Kerry McCarthy MP brought up the issue of recycling rates with regard to China and asked whether waste exports counted towards recycling rates, to which Georgeson replied in the affirmative, stating that PRNs take no account of presumed contamination when calculating the value of recycled material. Packaging export recovery notes (PERNs) also do not account for contamination and the panel agreed that this needed to change.
Hayler, however, made the case that a common reporting methodology and move away from weight-based recycling measurements were needed for real progress on this issue, with Jennings calling weight-based measurements a “blunt instrument” that would need review in the government’s Resources and Waste Strategy.
The panel was finally asked by EAC Chair Mary Creagh about the prospect of bringing in a deposit return scheme (DRS) for plastic bottles, as recommended by the EAC, and whether this was now urgent in light of the Chinese restrictions.

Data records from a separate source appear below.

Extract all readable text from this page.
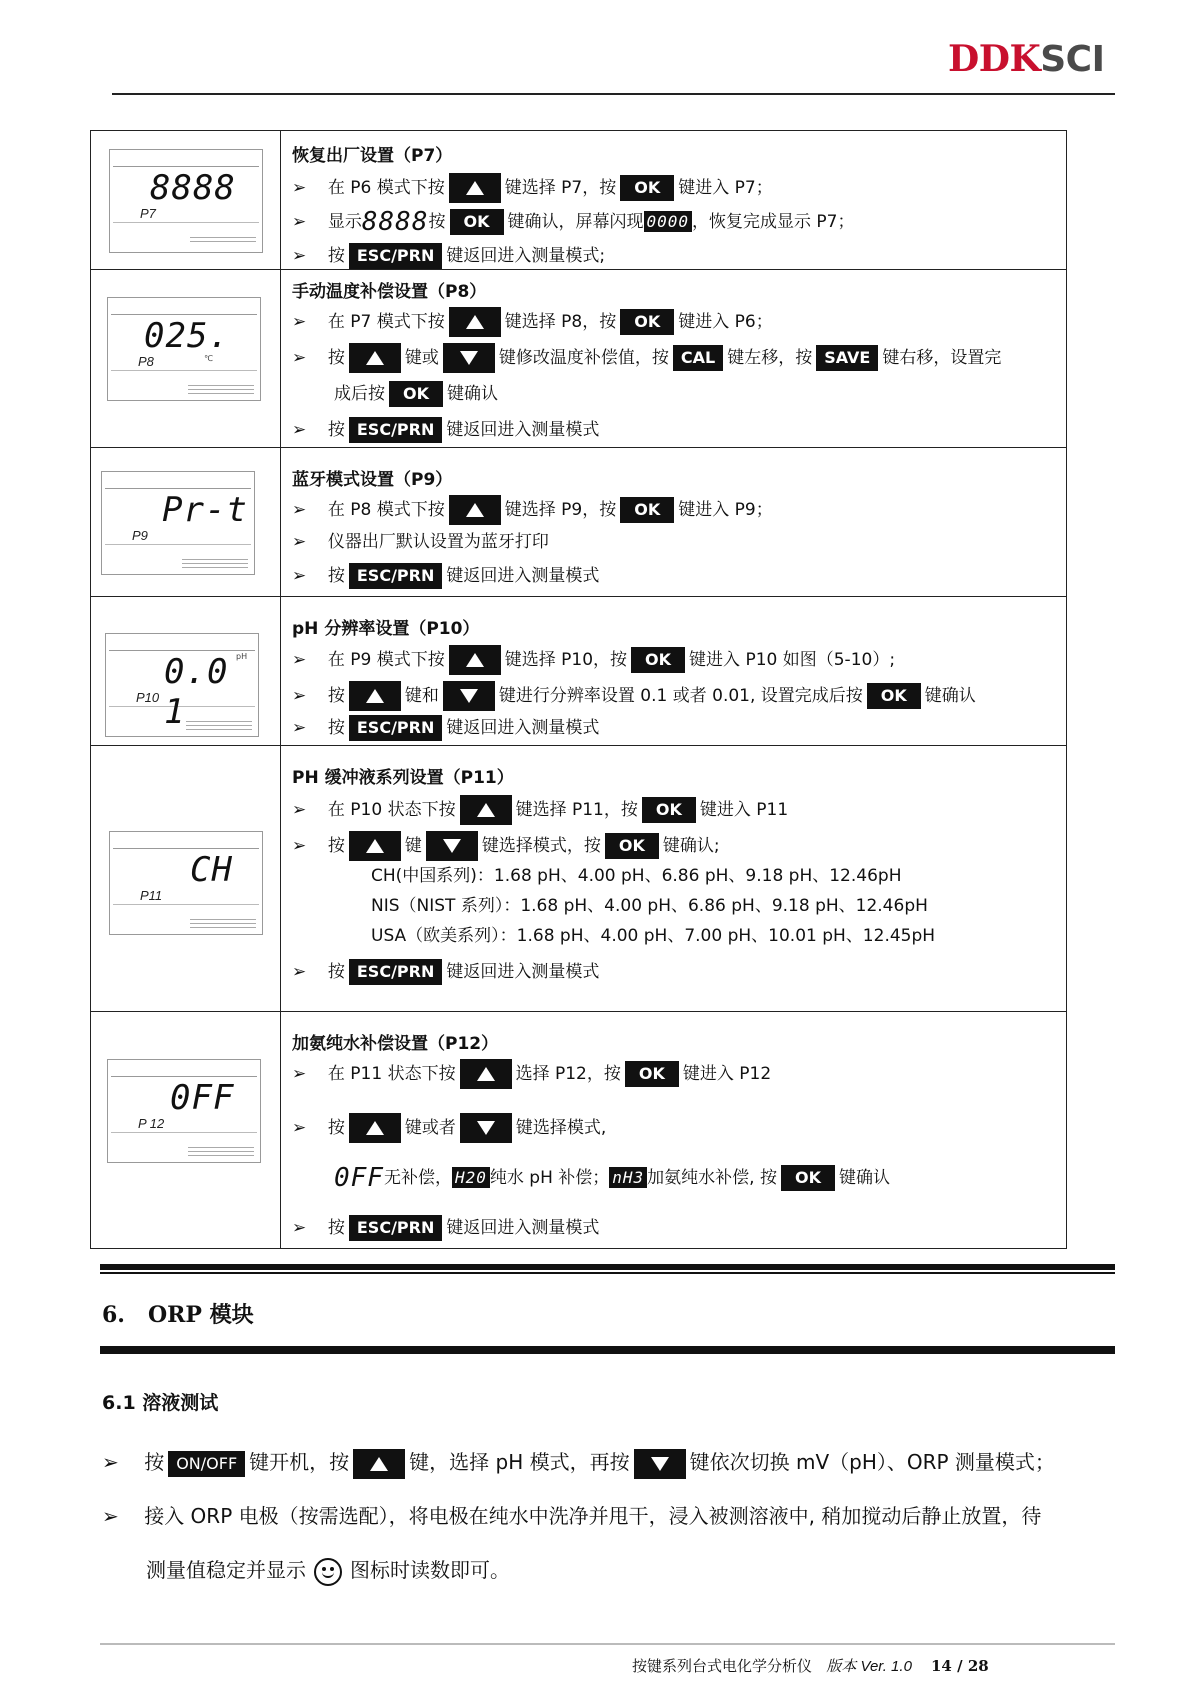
DDKSCI
8888
P7
恢复出厂设置（P7）
➢ 在 P6 模式下按	键选择 P7，按 OK 键进入 P7；
➢ 显示8888按 OK 键确认，屏幕闪现 0000 ，恢复完成显示 P7；
➢ 按 ESC/PRN 键返回进入测量模式;
025.
℃
P8
手动温度补偿设置（P8）
➢ 在 P7 模式下按	键选择 P8，按 OK 键进入 P6；
➢ 按	键或	键修改温度补偿值，按 CAL 键左移，按 SAVE 键右移，设置完
成后按 OK 键确认
➢ 按 ESC/PRN 键返回进入测量模式
Pr-t
P9
蓝牙模式设置（P9）
➢ 在 P8 模式下按	键选择 P9，按 OK 键进入 P9；
➢ 仪器出厂默认设置为蓝牙打印
➢ 按 ESC/PRN 键返回进入测量模式
pH
0.0 1
P10
pH 分辨率设置（P10）
➢ 在 P9 模式下按	键选择 P10，按 OK 键进入 P10 如图（5-10）;
➢ 按	键和	键进行分辨率设置 0.1 或者 0.01, 设置完成后按 OK 键确认
➢ 按 ESC/PRN 键返回进入测量模式
CH
P11
PH 缓冲液系列设置（P11）
➢ 在 P10 状态下按	键选择 P11，按 OK 键进入 P11
➢ 按	键	键选择模式，按 OK 键确认;
CH(中国系列)：1.68 pH、4.00 pH、6.86 pH、9.18 pH、12.46pH
NIS（NIST 系列）：1.68 pH、4.00 pH、6.86 pH、9.18 pH、12.46pH
USA（欧美系列）：1.68 pH、4.00 pH、7.00 pH、10.01 pH、12.45pH
➢ 按 ESC/PRN 键返回进入测量模式
0FF
P 12
加氨纯水补偿设置（P12）
➢ 在 P11 状态下按	选择 P12，按 OK 键进入 P12
➢ 按	键或者	键选择模式,
0FF无补偿， H20 纯水 pH 补偿； nH3 加氨纯水补偿, 按 OK 键确认
➢ 按 ESC/PRN 键返回进入测量模式
6. ORP 模块
6.1 溶液测试
➢ 按 ON/OFF 键开机，按	键，选择 pH 模式，再按	键依次切换 mV（pH）、ORP 测量模式；
➢ 接入 ORP 电极（按需选配），将电极在纯水中洗净并甩干，浸入被测溶液中, 稍加搅动后静止放置，待
测量值稳定并显示 图标时读数即可。
按键系列台式电化学分析仪 版本 Ver. 1.0 14 / 28
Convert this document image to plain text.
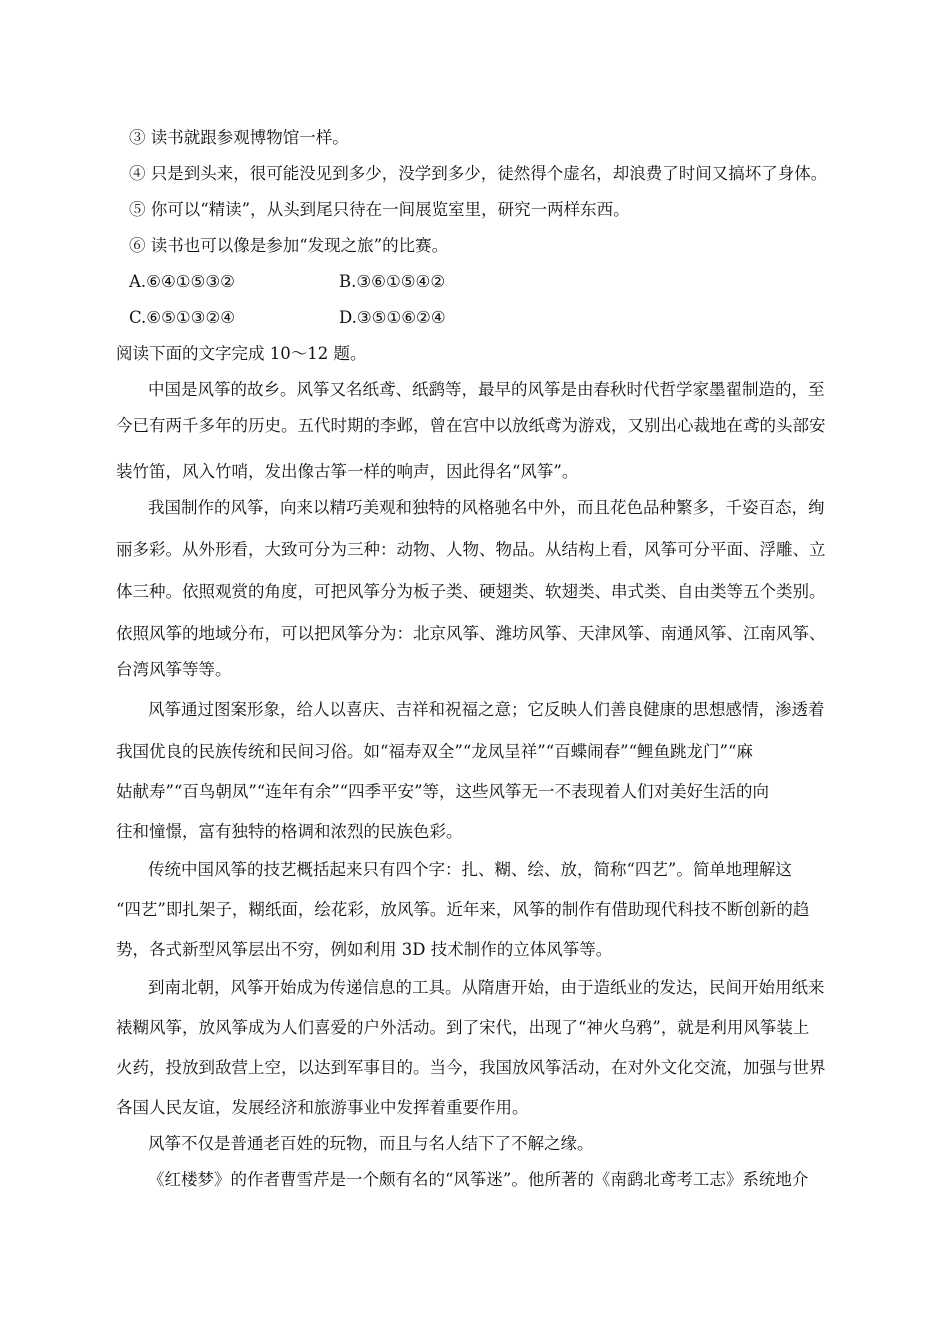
③ 读书就跟参观博物馆一样。
④ 只是到头来，很可能没见到多少，没学到多少，徒然得个虚名，却浪费了时间又搞坏了身体。
⑤ 你可以“精读”，从头到尾只待在一间展览室里，研究一两样东西。
⑥ 读书也可以像是参加“发现之旅”的比赛。
A.⑥④①⑤③②	B.③⑥①⑤④②
C.⑥⑤①③②④	D.③⑤①⑥②④
阅读下面的文字完成 10～12 题。
中国是风筝的故乡。风筝又名纸鸢、纸鹞等，最早的风筝是由春秋时代哲学家墨翟制造的，至
今已有两千多年的历史。五代时期的李邺，曾在宫中以放纸鸢为游戏，又别出心裁地在鸢的头部安
装竹笛，风入竹哨，发出像古筝一样的响声，因此得名“风筝”。
我国制作的风筝，向来以精巧美观和独特的风格驰名中外，而且花色品种繁多，千姿百态，绚
丽多彩。从外形看，大致可分为三种：动物、人物、物品。从结构上看，风筝可分平面、浮雕、立
体三种。依照观赏的角度，可把风筝分为板子类、硬翅类、软翅类、串式类、自由类等五个类别。
依照风筝的地域分布，可以把风筝分为：北京风筝、潍坊风筝、天津风筝、南通风筝、江南风筝、
台湾风筝等等。
风筝通过图案形象，给人以喜庆、吉祥和祝福之意；它反映人们善良健康的思想感情，渗透着
我国优良的民族传统和民间习俗。如“福寿双全”“龙凤呈祥”“百蝶闹春”“鲤鱼跳龙门”“麻
姑献寿”“百鸟朝凤”“连年有余”“四季平安”等，这些风筝无一不表现着人们对美好生活的向
往和憧憬，富有独特的格调和浓烈的民族色彩。
传统中国风筝的技艺概括起来只有四个字：扎、糊、绘、放，简称“四艺”。简单地理解这
“四艺”即扎架子，糊纸面，绘花彩，放风筝。近年来，风筝的制作有借助现代科技不断创新的趋
势，各式新型风筝层出不穷，例如利用 3D 技术制作的立体风筝等。
到南北朝，风筝开始成为传递信息的工具。从隋唐开始，由于造纸业的发达，民间开始用纸来
裱糊风筝，放风筝成为人们喜爱的户外活动。到了宋代，出现了“神火乌鸦”，就是利用风筝装上
火药，投放到敌营上空，以达到军事目的。当今，我国放风筝活动，在对外文化交流，加强与世界
各国人民友谊，发展经济和旅游事业中发挥着重要作用。
风筝不仅是普通老百姓的玩物，而且与名人结下了不解之缘。
《红楼梦》的作者曹雪芹是一个颇有名的“风筝迷”。他所著的《南鹞北鸢考工志》系统地介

Hayler stated that the question of a DRS was separate from that of the impact of the Chinese restrictions, but did add that a DRS may have a role to play in the wider context of plastics recycling and littering if it is targeted at on-the-go plastic waste and is considered as part of a complementary suite of measures in the Resources and Waste Strategy.
Jennings echoed the call for it to be part of a package of systemic changes, asserting that DRSs do work as long as they are part of larger systemic change rather than simply being bolted onto an existing one.
Marshall, meanwhile, questioned the need for a DRS at all, given “99 per cent of households currently receive plastic bottle collection services”, and raised concerns regarding local authority income from materials if plastic bottles were diverted away from the kerbside collection system.
The entire Environmental Audit Committee evidence session can be watched on the parliamentlive.tv service.